Frequently asked questions

Which record types does this tool look up?
It queries six types: A, AAAA, NS, SOA, MX, and TXT. It does not return CNAME, CAA, SRV, or PTR records, so use a fuller DNS toolkit if you need those.
Does the lookup run in my browser?
No. The query runs on the server with the dns2 resolver and the results are sent back to your browser, so this is not a fully client-side tool. The domain you enter is processed server-side to perform the lookup.
Why are my DNS changes not showing up yet?
Each record carries a TTL (time to live) that controls how long resolvers cache it. Until the old TTL expires you may still see the previous value, and global propagation can take anywhere from minutes to 48 hours.
What does the MX record tell me?
It lists the mail servers that accept email for the domain, each with a priority number. Lower numbers are tried first, so multiple MX records provide ordered failover for inbound mail.
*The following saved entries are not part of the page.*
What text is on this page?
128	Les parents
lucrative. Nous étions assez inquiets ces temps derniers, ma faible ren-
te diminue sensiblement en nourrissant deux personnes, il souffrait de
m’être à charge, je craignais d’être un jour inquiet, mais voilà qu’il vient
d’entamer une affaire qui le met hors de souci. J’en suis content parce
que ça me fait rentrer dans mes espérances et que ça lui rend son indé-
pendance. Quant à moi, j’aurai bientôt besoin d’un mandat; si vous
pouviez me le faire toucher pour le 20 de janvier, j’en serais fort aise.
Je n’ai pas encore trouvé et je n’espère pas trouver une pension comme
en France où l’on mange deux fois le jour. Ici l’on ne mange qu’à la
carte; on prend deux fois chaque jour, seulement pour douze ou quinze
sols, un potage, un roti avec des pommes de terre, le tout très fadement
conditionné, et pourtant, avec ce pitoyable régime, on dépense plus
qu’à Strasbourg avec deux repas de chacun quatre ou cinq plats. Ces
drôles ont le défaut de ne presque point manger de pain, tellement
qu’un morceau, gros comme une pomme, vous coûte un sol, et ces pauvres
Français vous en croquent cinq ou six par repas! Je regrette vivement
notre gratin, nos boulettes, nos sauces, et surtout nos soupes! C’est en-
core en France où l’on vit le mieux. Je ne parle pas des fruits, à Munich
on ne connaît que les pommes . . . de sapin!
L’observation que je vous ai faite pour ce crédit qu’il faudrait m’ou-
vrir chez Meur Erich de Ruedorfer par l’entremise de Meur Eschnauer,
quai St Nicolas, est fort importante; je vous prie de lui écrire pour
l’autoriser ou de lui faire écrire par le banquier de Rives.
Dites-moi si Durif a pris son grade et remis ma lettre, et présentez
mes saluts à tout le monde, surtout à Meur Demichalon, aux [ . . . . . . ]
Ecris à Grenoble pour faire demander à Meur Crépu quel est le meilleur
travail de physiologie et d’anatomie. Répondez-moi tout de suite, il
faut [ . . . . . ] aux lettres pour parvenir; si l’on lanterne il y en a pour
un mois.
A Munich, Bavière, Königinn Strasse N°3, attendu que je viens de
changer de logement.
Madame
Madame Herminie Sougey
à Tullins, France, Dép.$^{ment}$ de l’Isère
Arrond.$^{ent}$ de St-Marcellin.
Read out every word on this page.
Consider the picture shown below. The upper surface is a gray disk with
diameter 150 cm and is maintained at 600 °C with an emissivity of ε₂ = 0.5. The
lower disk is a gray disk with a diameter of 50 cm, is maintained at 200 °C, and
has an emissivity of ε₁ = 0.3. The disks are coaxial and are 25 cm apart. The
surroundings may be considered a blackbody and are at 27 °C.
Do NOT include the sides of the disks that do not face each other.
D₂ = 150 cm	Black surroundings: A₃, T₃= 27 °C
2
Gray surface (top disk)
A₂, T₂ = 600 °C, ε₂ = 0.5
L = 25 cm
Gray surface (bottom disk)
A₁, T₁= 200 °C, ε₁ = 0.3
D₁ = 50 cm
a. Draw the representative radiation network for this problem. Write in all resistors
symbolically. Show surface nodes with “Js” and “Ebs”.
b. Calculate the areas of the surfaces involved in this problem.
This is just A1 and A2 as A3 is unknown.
What is the SOA record used for?
The Start of Authority record names the primary name server and admin contact for the zone and holds the serial number plus refresh, retry, and expiry timers. The serial number increments on each zone change, so it is a quick way to tell whether an update has been published.
Should I enter a full URL or just the domain?
Enter the bare domain, for example example.com, rather than a full address like https://example.com/page. DNS is resolved for host names, not URL paths.
What if I get an invalid domain or empty result?
If none of the six record types return any answers, the lookup reports the domain as invalid. Double-check the spelling, remove any protocol or path, and confirm the domain is registered and resolvable.